Wenn das Studierendenparlament die Satzung der Studierendenschaft ändert, dann verabschiedet es zu diesem Zweck eine Änderungssatzung. Sozusagen eine Satzungsänderungssatzung (das heißt wirklich so).

Die aktuell gültige Fassung unserer Satzung ist durch ein Dokument mit dem wohlklingenden Namen “Dritte Änderungssatzung und zugleich Neufassung der Satzung der Studierendenschaft der Rheinischen Friedrich-Wilhelms-Universität Bonn” entstanden. Da unser Studierendenparlament kürzlich 50-jähriges Jubiläum feierte, kann man sich natürlich fragen, ob diese Zahl (drei) da nicht ein bisschen gering erscheint. Eine Recherche in den amtlichen Bekanntmachungen der Universität Bonn bringt die Dokumente der folgenden Tabelle hervor und, soviel sei vorab schon einmal verraten, es sind mehr als drei. Unter der Tabelle geht es mit ein paar Beobachtungen weiter.
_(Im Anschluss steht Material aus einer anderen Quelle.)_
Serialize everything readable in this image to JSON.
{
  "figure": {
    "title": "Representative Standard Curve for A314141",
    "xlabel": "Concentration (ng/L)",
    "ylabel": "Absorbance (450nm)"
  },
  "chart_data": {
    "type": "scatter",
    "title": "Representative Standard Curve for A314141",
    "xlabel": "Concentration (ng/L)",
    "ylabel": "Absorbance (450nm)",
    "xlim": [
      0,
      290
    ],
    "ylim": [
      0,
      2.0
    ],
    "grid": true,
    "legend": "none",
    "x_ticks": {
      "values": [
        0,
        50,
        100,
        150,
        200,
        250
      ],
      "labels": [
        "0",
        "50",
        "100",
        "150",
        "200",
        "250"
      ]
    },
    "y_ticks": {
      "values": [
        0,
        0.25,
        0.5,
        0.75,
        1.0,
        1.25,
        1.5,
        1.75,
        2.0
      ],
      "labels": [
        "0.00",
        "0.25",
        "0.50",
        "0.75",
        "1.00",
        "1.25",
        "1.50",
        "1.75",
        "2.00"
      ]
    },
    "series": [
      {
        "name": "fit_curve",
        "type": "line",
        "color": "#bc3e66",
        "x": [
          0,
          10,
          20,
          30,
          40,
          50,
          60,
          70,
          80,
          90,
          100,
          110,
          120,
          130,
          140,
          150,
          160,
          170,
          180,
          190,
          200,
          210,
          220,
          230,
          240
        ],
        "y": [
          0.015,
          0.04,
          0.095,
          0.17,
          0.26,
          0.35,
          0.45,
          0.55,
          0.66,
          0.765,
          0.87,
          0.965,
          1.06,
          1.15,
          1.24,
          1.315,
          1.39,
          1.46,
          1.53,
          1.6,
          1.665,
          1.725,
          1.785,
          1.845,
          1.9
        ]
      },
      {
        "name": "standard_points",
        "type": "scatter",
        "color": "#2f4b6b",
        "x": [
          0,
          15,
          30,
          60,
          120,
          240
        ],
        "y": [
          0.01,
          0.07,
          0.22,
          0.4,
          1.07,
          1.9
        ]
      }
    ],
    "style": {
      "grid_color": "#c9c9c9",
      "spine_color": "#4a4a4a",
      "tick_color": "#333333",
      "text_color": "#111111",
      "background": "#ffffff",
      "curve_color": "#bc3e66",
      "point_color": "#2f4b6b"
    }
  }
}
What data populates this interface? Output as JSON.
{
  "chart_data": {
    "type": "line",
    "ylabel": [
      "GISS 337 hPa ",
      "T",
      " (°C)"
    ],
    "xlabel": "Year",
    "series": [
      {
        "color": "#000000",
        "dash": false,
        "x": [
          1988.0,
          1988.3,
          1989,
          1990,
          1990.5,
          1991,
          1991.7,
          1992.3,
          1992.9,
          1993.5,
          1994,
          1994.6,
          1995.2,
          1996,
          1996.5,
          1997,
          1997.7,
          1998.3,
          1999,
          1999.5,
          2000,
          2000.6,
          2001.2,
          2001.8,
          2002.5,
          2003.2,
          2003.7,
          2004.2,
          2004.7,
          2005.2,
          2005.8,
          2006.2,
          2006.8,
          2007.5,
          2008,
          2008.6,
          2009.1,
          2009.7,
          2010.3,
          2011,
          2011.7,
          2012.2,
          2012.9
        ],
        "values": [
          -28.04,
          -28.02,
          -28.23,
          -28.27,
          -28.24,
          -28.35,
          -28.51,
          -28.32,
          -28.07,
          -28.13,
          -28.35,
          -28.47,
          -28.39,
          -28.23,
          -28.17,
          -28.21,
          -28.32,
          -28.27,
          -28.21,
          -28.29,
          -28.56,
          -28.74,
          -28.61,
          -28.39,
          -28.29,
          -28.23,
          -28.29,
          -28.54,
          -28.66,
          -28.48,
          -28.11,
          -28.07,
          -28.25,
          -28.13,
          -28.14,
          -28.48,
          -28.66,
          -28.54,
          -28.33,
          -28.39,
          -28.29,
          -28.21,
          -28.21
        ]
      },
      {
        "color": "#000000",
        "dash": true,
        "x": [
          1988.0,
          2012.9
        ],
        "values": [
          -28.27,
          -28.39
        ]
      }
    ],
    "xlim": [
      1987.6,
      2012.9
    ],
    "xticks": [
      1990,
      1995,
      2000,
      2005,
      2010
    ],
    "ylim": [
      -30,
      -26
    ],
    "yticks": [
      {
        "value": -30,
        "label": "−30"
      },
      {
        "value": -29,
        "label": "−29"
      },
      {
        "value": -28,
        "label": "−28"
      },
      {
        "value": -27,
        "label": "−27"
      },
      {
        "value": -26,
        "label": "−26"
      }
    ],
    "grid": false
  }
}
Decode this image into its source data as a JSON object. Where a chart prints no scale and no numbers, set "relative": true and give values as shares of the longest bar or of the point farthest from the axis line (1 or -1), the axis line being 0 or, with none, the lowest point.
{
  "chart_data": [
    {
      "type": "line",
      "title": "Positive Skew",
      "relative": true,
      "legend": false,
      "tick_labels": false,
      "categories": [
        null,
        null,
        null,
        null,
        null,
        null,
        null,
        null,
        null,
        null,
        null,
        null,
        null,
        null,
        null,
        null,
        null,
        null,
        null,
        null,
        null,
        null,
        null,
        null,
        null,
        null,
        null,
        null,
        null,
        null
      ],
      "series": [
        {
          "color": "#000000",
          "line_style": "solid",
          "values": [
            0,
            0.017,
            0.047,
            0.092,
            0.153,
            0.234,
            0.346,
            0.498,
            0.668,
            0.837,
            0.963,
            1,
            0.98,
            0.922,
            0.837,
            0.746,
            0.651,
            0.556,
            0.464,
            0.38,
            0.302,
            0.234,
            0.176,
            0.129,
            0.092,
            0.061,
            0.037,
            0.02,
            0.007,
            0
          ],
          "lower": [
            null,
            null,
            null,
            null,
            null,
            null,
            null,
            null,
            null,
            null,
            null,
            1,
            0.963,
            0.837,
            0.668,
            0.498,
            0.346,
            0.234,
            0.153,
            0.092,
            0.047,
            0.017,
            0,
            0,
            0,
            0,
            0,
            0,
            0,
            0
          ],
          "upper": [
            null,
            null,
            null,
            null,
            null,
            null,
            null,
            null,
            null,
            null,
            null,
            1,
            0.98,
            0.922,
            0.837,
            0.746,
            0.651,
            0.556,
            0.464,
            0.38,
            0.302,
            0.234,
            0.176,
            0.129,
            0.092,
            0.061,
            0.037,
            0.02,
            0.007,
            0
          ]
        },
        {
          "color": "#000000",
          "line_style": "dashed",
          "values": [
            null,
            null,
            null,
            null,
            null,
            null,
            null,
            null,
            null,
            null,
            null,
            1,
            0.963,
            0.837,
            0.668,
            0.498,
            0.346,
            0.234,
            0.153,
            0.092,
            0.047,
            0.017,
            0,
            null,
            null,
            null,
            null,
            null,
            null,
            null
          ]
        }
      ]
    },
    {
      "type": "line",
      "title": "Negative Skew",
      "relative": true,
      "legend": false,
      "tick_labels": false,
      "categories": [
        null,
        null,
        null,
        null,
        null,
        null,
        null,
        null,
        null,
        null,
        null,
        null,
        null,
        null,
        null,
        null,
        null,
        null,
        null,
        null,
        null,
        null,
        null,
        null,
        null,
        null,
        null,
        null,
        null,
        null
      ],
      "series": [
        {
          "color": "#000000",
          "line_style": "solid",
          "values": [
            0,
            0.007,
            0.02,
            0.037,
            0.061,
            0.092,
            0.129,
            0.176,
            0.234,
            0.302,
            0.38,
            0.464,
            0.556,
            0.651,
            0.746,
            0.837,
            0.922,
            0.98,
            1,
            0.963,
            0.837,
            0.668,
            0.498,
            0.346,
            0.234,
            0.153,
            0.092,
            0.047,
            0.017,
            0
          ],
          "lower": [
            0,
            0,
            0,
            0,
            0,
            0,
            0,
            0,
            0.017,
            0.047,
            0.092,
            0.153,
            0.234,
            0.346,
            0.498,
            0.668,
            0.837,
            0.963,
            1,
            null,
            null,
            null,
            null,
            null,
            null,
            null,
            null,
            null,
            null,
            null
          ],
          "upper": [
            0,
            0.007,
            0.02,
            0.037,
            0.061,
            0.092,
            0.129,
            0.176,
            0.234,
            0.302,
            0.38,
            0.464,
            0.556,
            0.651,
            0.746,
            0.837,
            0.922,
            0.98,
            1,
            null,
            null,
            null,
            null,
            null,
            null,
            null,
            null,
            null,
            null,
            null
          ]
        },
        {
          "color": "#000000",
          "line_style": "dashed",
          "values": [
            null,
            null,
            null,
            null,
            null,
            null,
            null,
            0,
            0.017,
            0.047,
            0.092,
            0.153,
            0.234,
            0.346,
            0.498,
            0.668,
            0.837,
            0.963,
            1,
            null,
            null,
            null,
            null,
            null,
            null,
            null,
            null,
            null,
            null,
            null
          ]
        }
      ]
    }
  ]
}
Datum Titel Zahl Kommentar URL
07.01.1974 Änderung der Satzung der Bonner Studentenschaft Mehrteilige AB http://epflicht.ulb.uni-bonn.de/periodical/titleinfo/57364
27.05.1987 Satzung der Studentenschaft der Rheinischen Friedrich-Wilhelms-Universität Bonn http://epflicht.ulb.uni-bonn.de/periodical/titleinfo/127917
19.12.1994 Satzung zur Änderung der Satzung der Studentenschaft der Rheinischen Friedrich-Wilhelms-Universität Bonn vom 19. Dezember 1994 – 1. Satzungsänderungssatzung 1  FS-Liste http://epflicht.ulb.uni-bonn.de/periodical/titleinfo/125608
14.01.1998 Zweite Satzung zur Änderung der Satzung der Student/inn/enschaft der Rheinischen Friedrich-Wilhelms-Universität Bonn 2 Gendering+ http://epflicht.ulb.uni-bonn.de/periodical/titleinfo/65583
02.07.1998 3. Satzung zur Änderung der Satzung der Studierendenschaft der Rheinischen Friedrich-Wilhelms-Universität Bonn 3  FS-Liste http://epflicht.ulb.uni-bonn.de/periodical/titleinfo/24212
11.11.1999 Neufassung der Satzung der Studierendenschaft der Rheinischen Friedrich-Wilhelms-Universität Bonn Satzung’78+1+2+3 http://epflicht.ulb.uni-bonn.de/periodical/titleinfo/24162
09.11.2001 4. Satzung zur Änderung der Satzung der Studierendenschaft der Rheinischen Friedrich-Wilhelms-Universität Bonn 4 FS-Liste http://epflicht.ulb.uni-bonn.de/periodical/titleinfo/24017
18.04.2002 5. Satzung zur Änderung der Satzung der Studierendenschaft der Rheinischen Friedrich-Wilhelms-Universität Bonn 5 Dienstsiegel http://epflicht.ulb.uni-bonn.de/periodical/titleinfo/23600
12.02.2003 6. Satzung zur Änderung der Satzung der Studierendenschaft der Rheinischen Friedrich-Wilhelms-Universität Bonn 6 Nachrücken + Stellvertretung http://epflicht.ulb.uni-bonn.de/periodical/titleinfo/23502
21.02.2003 Neufassung der Satzung der Studierendenschaft der Rheinischen Friedrich-Wilhelms-Universität Bonn Neufassung’99 + 4+5+6 http://epflicht.ulb.uni-bonn.de/periodical/titleinfo/23505
06.04.2004 Satzung zur Änderung der Neufassung der Satzung der Studierendenschaft der Rheinischen Friedrich-Wilhelms-Universität Bonn FS-Liste + AKUT http://epflicht.ulb.uni-bonn.de/periodical/titleinfo/23444
18.12.2006 Zweite Satzung zur Änderung der Neufassung der Satzung der Studierendenschaft der Rheinischen Friedrich-Wilhems-Universität Bonn 2 FS-Liste http://epflicht.ulb.uni-bonn.de/periodical/titleinfo/23025
16.10.2013 Dritte Änderungssatzung und zugleich Neufassung der Satzung der Studierendenschaft der Rheinischen Friedrich-Wilhelms-Universität Bonn 3 Letzte gültige Fassung http://epflicht.ulb.uni-bonn.de/periodical/titleinfo/119590

Diese Tabelle erhebt keinen Anspruch auf Vollständigkeit, zumal vor 1987 offensichtlich etwas fehlt. Gehen wir mal davon aus, dass die Satzung vom 27.05.1987 die “Urmutter” unserer heutigen Satzung der Studierendenschaft ist, und ich alle Änderungen und Neufassungen seitdem gefunden habe.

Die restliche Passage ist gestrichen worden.